When foods containing ribonucleotides, which also have an umami taste, are paired with those containing glutamate, the molecules work together and the resultant umami 'hit' is far greater than the combined taste in each separate food. Many of the world's great food pairings take advantage of this synergy. The Japanese combine glutamate rich seaweed with ribonucleotide containing shiitake mushrooms. A sauce containing Parmesan, mushrooms and tomatoes will have more umami than the ingredients served separately.


UmeboshiUmeboshiLeft to Right: Whole umeboshi, umeboshi purée, ume plum seasoning.

Pickles, or tsukemono, are popular in Japan.   The Japanese pickle is usually a salt pickle as opposed to the Western, vinegar-based pickle. Pickles are served as a side dish, as snacks or with rice. Many vegetables are pickled including dakion (Japanese radish), cucumber, turnip and Chinese cabbage.

One popular tsukemono is umeboshi, made from ume plums which  are closely related to the apricot. The Ume plums are picked before they are ripe, brined, dried and then returning to the brine. The red colour comes from the addition of red shiso leaves. 

Shiso is is a member of the mint family, with leaves that look like stinging nettles.  It is rich in minerals and vitamins, is anti-inflammatory and is commonly used in traditional medicine.

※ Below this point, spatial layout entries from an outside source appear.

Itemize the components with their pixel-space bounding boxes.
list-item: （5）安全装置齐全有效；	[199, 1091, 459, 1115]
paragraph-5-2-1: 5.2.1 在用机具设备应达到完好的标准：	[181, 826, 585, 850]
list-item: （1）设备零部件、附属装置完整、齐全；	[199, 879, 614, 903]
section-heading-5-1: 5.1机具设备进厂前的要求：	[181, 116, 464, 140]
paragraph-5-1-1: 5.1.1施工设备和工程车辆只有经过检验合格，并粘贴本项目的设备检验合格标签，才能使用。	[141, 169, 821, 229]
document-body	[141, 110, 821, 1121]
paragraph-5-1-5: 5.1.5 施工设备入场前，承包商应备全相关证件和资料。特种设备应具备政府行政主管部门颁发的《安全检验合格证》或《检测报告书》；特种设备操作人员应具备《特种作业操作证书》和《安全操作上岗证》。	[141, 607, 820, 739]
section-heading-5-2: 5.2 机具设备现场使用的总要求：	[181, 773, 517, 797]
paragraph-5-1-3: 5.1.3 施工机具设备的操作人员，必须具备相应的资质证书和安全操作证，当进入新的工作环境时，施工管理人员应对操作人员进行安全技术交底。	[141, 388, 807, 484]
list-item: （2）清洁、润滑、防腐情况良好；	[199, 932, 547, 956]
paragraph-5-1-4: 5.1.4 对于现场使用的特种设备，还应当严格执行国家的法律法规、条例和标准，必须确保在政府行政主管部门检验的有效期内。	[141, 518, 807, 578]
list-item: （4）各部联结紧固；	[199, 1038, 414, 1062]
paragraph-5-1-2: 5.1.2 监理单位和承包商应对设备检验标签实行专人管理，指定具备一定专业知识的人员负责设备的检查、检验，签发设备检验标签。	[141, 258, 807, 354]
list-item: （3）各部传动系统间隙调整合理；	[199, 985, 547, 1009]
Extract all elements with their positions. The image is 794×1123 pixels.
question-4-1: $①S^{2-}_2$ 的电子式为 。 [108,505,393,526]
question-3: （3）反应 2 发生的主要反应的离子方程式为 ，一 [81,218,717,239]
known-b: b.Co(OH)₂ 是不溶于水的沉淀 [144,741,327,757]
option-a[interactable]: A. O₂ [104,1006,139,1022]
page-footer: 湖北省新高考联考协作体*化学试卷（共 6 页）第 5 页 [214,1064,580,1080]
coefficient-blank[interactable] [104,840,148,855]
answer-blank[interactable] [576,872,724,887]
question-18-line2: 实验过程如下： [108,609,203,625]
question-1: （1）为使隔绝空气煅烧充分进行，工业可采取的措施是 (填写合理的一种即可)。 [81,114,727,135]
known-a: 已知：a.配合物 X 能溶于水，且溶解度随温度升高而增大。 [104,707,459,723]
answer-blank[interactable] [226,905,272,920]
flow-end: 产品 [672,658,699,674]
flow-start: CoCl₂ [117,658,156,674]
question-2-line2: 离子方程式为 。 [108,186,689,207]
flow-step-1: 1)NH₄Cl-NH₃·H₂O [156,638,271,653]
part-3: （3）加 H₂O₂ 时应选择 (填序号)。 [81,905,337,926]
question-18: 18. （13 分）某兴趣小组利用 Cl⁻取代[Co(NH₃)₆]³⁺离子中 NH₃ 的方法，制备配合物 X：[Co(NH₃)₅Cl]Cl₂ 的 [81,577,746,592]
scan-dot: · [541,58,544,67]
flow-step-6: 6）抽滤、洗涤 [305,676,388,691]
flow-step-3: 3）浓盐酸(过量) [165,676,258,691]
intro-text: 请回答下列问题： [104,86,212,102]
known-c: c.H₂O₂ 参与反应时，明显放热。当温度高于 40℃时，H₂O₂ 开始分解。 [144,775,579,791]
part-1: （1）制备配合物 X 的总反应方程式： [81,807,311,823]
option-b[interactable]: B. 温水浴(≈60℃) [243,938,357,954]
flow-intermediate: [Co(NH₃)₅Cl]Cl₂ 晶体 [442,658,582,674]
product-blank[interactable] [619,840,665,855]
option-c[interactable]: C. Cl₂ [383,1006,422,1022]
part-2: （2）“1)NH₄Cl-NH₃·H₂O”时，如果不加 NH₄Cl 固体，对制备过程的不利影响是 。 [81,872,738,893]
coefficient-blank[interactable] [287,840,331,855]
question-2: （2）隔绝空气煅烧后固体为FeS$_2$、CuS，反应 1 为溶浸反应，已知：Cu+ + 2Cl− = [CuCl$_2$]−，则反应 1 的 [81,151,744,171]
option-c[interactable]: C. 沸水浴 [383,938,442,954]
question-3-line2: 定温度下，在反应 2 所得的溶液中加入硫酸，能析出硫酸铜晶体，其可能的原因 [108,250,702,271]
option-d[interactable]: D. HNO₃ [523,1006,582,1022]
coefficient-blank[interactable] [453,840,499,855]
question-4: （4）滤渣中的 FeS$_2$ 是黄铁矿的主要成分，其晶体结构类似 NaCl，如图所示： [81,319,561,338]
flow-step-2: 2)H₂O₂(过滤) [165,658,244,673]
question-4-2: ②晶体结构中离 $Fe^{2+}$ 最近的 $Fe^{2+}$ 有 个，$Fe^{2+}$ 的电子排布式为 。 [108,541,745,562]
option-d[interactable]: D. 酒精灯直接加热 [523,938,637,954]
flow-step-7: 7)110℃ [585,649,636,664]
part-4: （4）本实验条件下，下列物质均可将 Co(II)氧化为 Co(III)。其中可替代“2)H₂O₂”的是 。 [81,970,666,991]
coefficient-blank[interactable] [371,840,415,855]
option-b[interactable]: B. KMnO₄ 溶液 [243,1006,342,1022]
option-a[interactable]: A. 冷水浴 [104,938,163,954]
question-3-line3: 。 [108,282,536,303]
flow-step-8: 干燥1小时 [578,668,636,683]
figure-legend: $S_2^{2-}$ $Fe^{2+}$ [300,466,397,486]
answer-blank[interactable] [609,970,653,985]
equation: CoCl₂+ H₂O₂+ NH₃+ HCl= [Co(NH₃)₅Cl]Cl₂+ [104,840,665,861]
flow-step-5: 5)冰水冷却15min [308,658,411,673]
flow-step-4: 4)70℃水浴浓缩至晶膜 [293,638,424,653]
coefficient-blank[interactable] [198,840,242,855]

The pickled ume plum is both exceedingly sour and salty, and reputed to have excellent medicinal qualities, many traditional Japanese people will start each day with a ume plum or two. The purée can be used in dips, spreads and dressings, and the seasoning is an excellent alternative to vinegar.

Sea Vegetables

Sea VegetablesSea VegetablesClockwise from top left: Sea Salad, Nori Sprinkles, Kombu, Dried Dakion (Japanese Radish)

Sea vegetables have been consumed the world over for millennia. Most meals in Japan will typically contain some sort of seaweed. Seaweed is rich in glutamate giving it its characteristic umami taste.

The sea salad pictured contains dulse, sea lettuce and nori and can be used as a garnish, as a base of a stock, or added to soups dressings or stews. Sheets of dried nori are used to wrap sushi or is crumbled and used as a garnish.   

Sheets of dried tougher kombu (or edible kelp) are simmered in water as a base for dashi, a stock central to Japanese cooking and the base of miso soup. Cooking beans with kombu is said to make the  more digestible.

FurikakeFurikakeFurikake is a seasoning made from sesame seeds, nori and shiso commonly used to sprinkle on rice, stir fries and potatoes.  

For more information on sea vegetables, Clearspring, producers of traditional Japanese foods have an excellent guide. [http://www.clearspring.co.uk/japanese/edible_seaweed]

Dakion (also pictured in the seaweed photo) which roughly translates to 'great root', is a type of radish, also known in Britain by its Indian name, mooli. Its enzymes help to digest fats, so it is frequently served with oily foods.